Harris was arguably the best offensive lineman in Minnesota last year, finishing the season as Pro Football Focus’s 23rd-ranked guard. He began 2015 as a reserve right tackle, but quickly made the the transition to right guard at the start of training camp. At 6’5″ and 338 pounds, Harris isn’t a natural fit at the position, but his size and strength in the trenches was critical to the success of the run game.
This offseason, he spoke to Tomasson about his desire to return to the Vikings:
“I see myself in Minnesota for the rest of my career,” Harris said. “That’s where I want to be. So hopefully we get the contract ready this weekend. I’m excited. It’s going to be a great season for the Vikings, and I want to be a part of it.”

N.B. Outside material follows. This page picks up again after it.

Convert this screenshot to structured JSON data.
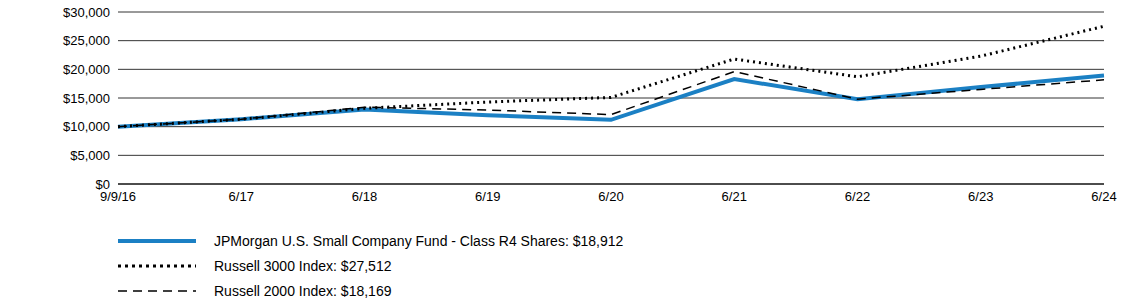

Originally claimed off waivers after the 2014 preseason, Harris has started 23 games for the Vikings in two seasons. He’s an above-average lineman in the NFL, and yet, Minnesota is offering him a reserve player’s contract. Spotrac lists similar figures for guards league-wide, and the proposed number puts Harris in the company of players like Alex Boone and Josh Kline.
It’s unclear why the contract offer is so low; if the team sees Harris as a reserve like Joe Berger, then all signs point to Spielman addressing the starting offensive line through free agency or the draft and keeping Harris for depth. But if Harris wants more money in 2016, he could very well test the open market on Monday.
Fortunately, that’s not something Harris wants to do, as Tomasson reports the guard is adamant about securing a deal this weekend to remain in Minnesota. Keeping Harris would solidify the line at right guard, but decisions loom on the contract situations of Phil Loadholt and Matt Kalil.